Taken together with the established literature, the results of this study lead us to propose a mechanism for the destructive pathology observed in many psoriatic joints (Figure 12). In this model, TNF-α increases the number of circulating OCPs in PsA patients. In the case of “outside-in” erosion, OCPs enter a highly vascular psoriatic synovial membrane containing tortuous blood vessels and adhere to activated endothelial cells that have been stimulated by proinflammatory cytokines (52). Exposure to TNF-α could induce the expression of fibronectin and vitronectin receptors on endothelial cells, as described by McGowan et al., facilitating OCP binding and tissue migration (53). Simultaneously, the high level of OPG expressed by the endothelial cells would suppress osteoclastogenesis, permitting smaller undifferentiated OCPs to migrate through the dense pannus and target bone at a significant distance from the vessel. Upon arrival at the bone-pannus junction, OCPs bind RANKL on the surface of synoviocytes and, in the presence of TNF-α and MCSF, undergo osteoclastogenesis and erode bone. In the case of “outside-in” resorption, OCPs enter the subchondral environment in vessels that are in immediate proximity to bone. Following translocation through the endothelium, it is conceivable that OCPs are exposed to TNF-α–induced RANKL on the surface of osteoblasts and stromal cells (52, 54), resulting in the generation of osteoclasts that line cutting cones devoid of synovial tissue. In this scenario, mature osteoclasts mount a bidirectional assault, resorbing bone matrix in the subchondral bone and at the pannus-bone interface. Thus, there are two critical steps in the osteolytic pathway mediated by TNF-α: increase in the frequency of circulating OCPs, and upregulation of RANKL expression in the joint. In this model, patients with generalized inflammatory disease (Crohn disease, psoriasis) may have an expansion of CD14+CD11b+ cells that differentiate into dendritic cells or macrophages, but not osteoclasts. In view of the reported findings, antagonism of TNF-α may prove to be an effective strategy for inhibiting bone destruction in PsA.

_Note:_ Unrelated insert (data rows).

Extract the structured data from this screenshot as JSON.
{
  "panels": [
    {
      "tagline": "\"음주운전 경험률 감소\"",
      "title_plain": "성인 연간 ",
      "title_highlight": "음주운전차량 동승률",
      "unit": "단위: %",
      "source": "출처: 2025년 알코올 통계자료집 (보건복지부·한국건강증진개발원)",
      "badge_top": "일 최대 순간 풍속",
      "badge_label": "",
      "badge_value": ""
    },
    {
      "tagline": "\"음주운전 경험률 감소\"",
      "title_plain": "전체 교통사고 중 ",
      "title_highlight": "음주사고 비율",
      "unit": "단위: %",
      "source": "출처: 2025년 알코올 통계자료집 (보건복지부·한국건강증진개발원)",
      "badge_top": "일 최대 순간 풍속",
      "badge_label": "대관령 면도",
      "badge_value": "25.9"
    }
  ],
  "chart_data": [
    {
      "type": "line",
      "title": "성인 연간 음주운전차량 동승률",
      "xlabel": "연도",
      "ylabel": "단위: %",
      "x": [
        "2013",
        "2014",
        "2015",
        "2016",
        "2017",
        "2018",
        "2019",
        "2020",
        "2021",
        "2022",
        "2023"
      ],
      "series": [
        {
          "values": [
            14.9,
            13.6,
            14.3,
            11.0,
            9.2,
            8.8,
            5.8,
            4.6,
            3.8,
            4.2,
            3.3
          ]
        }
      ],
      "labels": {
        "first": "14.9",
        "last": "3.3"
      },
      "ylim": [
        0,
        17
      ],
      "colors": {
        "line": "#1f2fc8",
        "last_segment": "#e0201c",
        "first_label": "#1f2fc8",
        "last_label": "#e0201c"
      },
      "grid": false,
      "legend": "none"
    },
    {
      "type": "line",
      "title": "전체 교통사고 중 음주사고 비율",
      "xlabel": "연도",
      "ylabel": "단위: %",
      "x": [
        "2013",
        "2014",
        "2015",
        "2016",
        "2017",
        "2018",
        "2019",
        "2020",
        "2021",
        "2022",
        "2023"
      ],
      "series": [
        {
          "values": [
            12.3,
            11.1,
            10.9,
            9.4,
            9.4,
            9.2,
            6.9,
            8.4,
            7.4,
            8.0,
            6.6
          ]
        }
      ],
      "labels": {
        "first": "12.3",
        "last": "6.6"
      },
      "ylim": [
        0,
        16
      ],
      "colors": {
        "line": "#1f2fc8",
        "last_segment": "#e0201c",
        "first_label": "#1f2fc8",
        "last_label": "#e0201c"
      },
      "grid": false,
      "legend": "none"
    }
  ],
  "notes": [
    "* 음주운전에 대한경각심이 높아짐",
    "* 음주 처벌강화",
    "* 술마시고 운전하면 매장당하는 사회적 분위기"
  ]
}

Schematic model of osteolysis in the psoriatic joint. Extensive erosions obFigure 12

Schematic model of osteolysis in the psoriatic joint. Extensive erosions observed in the PsA joint are mediated by a bidirectional attack on bone. We propose that circulating OCPs enter the synovium and are induced to become osteoclasts by RANKL expressed by synoviocytes (outside-in). In parallel, OCPs traverse endothelial cells in the subchondral bone and undergo osteoclastogenesis following RANKL stimulation from osteoblasts and stromal cells (inside-out).